Over the 3-year period, AVIV has performed better with a 21.16% return vs 3.40%. Past performance does not guarantee future results, so compare this with risk, fees, and fund exposure.
VGIT is cheaper with a 0.03% expense ratio, compared with 0.25% for AVIV.
VGIT has the higher dividend yield at 3.88%, compared with 2.87% for AVIV.
AVIV is categorized as Foreign Large Cap Equities, while VGIT is Government Bonds. AVIV tracks MSCI World ex-U.S. Value Index, while VGIT tracks Bloomberg U.S. Treasury 3-10 Year Index. They also come from different issuers: Avantis and Vanguard. Their fees differ too: 0.25% for AVIV and 0.03% for VGIT.

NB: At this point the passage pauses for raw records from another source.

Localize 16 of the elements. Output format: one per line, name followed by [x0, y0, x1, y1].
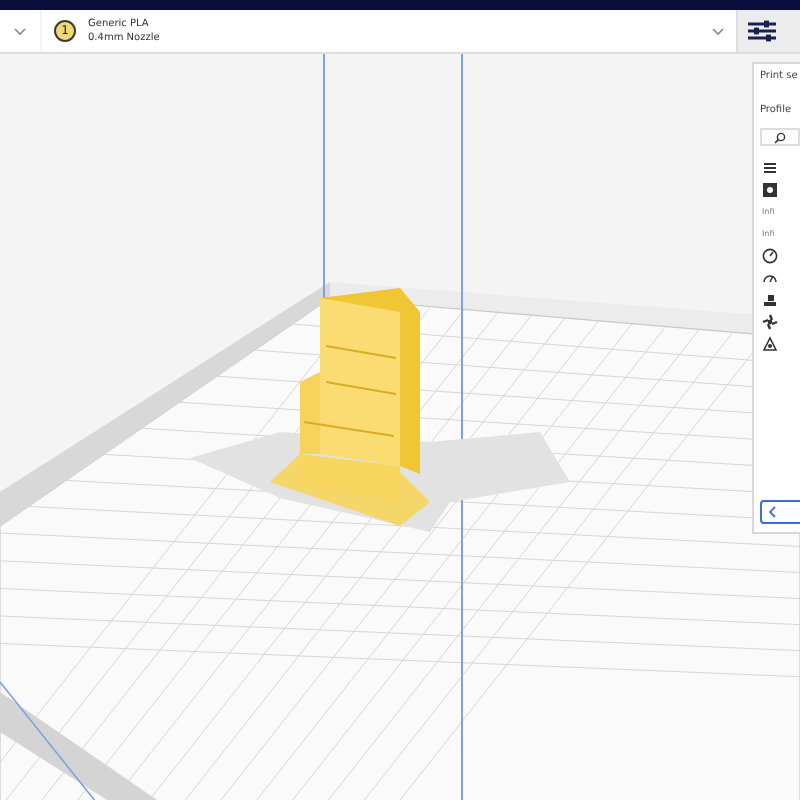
back-button[interactable]	[760, 500, 800, 524]
search-icon	[774, 131, 786, 143]
adhesion-icon[interactable]	[762, 335, 778, 351]
gauge-icon[interactable]	[762, 247, 778, 263]
sliders-icon	[748, 20, 776, 42]
speedometer-icon[interactable]	[762, 269, 778, 285]
grid-icon[interactable]	[762, 181, 778, 197]
chevron-down-icon	[712, 27, 724, 35]
print-settings-button[interactable]	[738, 10, 800, 52]
chevron-left-icon	[768, 506, 776, 518]
fan-icon[interactable]	[762, 313, 778, 329]
axis-line	[0, 681, 97, 800]
search-field[interactable]	[760, 128, 800, 146]
chevron-down-icon	[14, 27, 26, 35]
layers-icon[interactable]	[762, 159, 778, 175]
support-icon[interactable]	[762, 291, 778, 307]
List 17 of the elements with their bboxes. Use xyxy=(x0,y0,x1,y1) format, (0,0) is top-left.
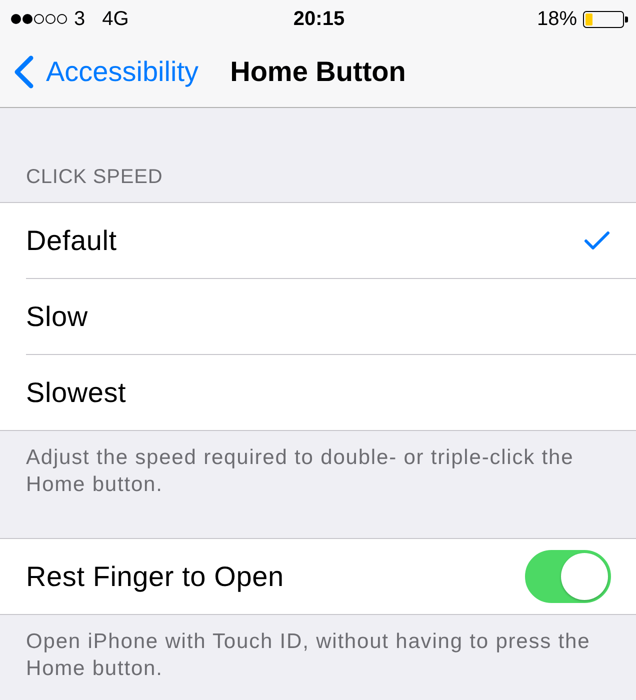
back-button[interactable]: Accessibility xyxy=(0,54,198,88)
network-type: 4G xyxy=(102,8,129,30)
list-item[interactable]: Slow xyxy=(0,279,636,355)
list-item[interactable]: Slowest xyxy=(0,355,636,430)
section-header: CLICK SPEED xyxy=(26,166,163,188)
section-footer: Adjust the speed required to double- or triple-click the Home button. xyxy=(0,431,636,498)
signal-strength-icon xyxy=(10,13,67,25)
chevron-left-icon xyxy=(13,54,35,88)
clock-time: 20:15 xyxy=(293,8,345,30)
toggle-switch[interactable] xyxy=(525,550,611,603)
row-label: Rest Finger to Open xyxy=(26,560,284,592)
battery-percentage: 18% xyxy=(536,8,577,30)
battery-icon xyxy=(583,10,628,28)
page-title: Home Button xyxy=(230,56,406,88)
list-item[interactable]: Default xyxy=(0,203,636,279)
carrier-name: 3 xyxy=(74,8,86,30)
section-footer: Open iPhone with Touch ID, without having to press the Home button. xyxy=(0,615,636,682)
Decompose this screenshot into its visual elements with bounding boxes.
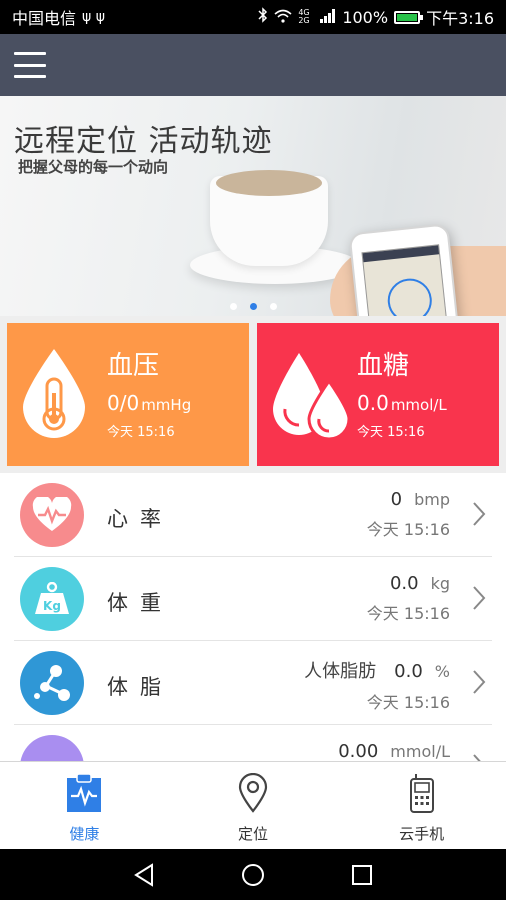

AVIV currently has the higher Sharpe Ratio (2.10 vs 1.08), meaning it's delivered slightly more return per unit of risk over the trailing 12 months. However, this ranking shifts over time - use the Risk/Return Score above for a more comprehensive view that combines Sharpe, Sortino, and other measures used by quantitative funds.